Happy Dinos is more Denver The Last Dinosaur than “terrible lizard”. Actually, Barney the Dinosaur isn’t too far off, either.
In a tropical paradise, you are charged with looking after the day-to-day care of some dinosaurs. It is down to you to feed, tame and then breed your stock of dinos. Why? No-one knows. There are three species of dinosaur (T-Rex, Brontosaurus and Triceratops), and there are tons of colour variations for each species. It appears that the aim of the game is to keep breeding various dinos, to create every colour possible (1000 possibilities from each species, making 3000 in total). All of this is done in usual freemium style, with a real-time wait required for dinosaurs to hatch and mature.
So you oversee your prehistoric pets in a small section of their island paradise.

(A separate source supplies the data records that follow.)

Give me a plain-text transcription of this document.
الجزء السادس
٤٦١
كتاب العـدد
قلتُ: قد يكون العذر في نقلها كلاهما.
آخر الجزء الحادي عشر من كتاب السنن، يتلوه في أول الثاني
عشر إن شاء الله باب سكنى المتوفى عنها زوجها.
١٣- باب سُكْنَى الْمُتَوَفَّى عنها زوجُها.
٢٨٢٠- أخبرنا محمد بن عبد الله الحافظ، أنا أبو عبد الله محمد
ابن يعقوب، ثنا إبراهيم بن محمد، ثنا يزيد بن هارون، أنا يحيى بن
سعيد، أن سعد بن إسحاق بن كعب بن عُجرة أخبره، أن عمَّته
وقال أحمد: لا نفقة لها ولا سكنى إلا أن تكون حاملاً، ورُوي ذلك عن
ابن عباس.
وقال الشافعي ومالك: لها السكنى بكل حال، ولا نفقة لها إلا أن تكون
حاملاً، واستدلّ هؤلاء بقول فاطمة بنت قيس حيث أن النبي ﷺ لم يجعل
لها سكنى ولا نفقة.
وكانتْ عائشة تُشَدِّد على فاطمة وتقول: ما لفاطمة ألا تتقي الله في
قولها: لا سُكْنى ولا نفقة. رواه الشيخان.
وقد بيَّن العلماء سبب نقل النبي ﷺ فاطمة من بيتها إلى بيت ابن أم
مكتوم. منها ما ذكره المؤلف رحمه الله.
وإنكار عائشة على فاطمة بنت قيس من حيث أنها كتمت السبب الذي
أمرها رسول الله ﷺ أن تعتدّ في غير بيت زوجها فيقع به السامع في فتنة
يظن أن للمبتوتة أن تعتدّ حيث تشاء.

Here, you are free to improve the surroundings, adding items and structures which increase the happiness of your beastiies. With enough money and gems (gained through the completion of in-game tasks and, of course, the dreaded in-app purchases), you will eventually be able to expand your operation across more of the island, allowing you to take care of more dinosaurs.
Some of your collection will need to be tamed; this is achieved by engaging in one of four very dull and simplistic minigames: Rocket Ride (collect fruit along a path while avoiding mushrooms), Twin Finder (pick out a dinosaur that’s identical from another dinosaur), Flying Dinos (tap on dinosaurs and avoid crates) and Dinosaur Hurdle (collect fruit and tap to jump over hurdles). These short, 30 second-long minigames are also used to teach your dinosaurs some pointless tricks that don’t seem to serve a purpose. You’ll also be playing these repetitive minigames a lot, to earn XP to level up and unlock more purchasable items in the Market.

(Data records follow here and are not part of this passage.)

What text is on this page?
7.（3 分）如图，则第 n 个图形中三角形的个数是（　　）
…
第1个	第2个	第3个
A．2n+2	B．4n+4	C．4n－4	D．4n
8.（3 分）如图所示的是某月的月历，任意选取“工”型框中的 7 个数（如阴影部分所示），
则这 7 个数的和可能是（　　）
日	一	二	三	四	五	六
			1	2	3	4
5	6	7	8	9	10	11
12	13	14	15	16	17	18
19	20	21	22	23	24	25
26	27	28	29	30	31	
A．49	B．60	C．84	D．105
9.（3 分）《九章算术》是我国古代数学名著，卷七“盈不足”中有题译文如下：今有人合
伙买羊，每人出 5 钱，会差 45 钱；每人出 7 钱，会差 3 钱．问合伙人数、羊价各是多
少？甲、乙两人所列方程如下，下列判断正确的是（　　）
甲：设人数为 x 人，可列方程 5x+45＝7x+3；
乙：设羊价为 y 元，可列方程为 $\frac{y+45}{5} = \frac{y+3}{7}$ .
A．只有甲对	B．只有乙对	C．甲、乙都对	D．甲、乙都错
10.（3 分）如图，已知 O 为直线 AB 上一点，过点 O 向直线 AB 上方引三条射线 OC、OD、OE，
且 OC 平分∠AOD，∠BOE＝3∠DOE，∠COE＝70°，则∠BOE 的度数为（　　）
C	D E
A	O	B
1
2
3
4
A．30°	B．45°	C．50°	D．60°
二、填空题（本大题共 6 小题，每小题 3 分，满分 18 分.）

You’ll also be given various tasks to earn more money, gems and XP and they all boil down to breeding or collecting a certain number or type of dinosaur; this is in addition to some Achievements, which all involve the same dino-wrangling tasks.
That’s Happy Dino’s in a nutshell, really: the endless pursuit of using different coloured mates to hopefully get whatever coloured baby you’re looking for – and it’s mind-numbingly dull for it. It’s just the endless repetition of feeding, taming and mating, and after you’ve done it once, will you really want to do it another 2999 times, minimum?
Rather annoyingly, you can only play Happy Dinos when you have a valid data connection – I honestly can’t think why. Then there are in-app purchases to make the process of training, breeding and raising dinosaurs a bit quicker, and Happy Dinos is really eager to get you to go down that route, with massive buttons on-screen telling you of sales on IAPs. Considering this game is obviously geared towards kids, this is something I find utterly irresponsible. Parents, make sure IAPs are blocked on your iDevice if you’re putting your kids in front of this.
To make matters worse, the whole game is backed by one really irritating piece of tropical-themed music, looped over and over again. I want to imagine that’s how the dinosaurs really died out: a group of them starting playing irritating calypso music, and nature decided to punish the whole species for it. Then there are all the annoying bouncy sound effects that you’ve heard a million times over. Mobile developers, take note: your games don’t need to play an irritating “bounce” sound effect every time I jump. Stop it. Thankfully, at least the visuals are bright, colourful and full of character. If only the dinosaurs actually did more.
VERDICT: This is just another freemium game among many other freemium games out there. Happy Dinos is just about endless repetition with no sense of reward or purpose other than to make you part with your money through IAPs. The fact that you can practically see everything the game has to offer in its tutorial should speak volumes about how dull this is.
POOR. Games tagged 4/10 will be playable, perhaps even enjoyable, but will be let down by a slew of negative elements that undermine their quality and value. Best avoided by any but hardcore genre fans.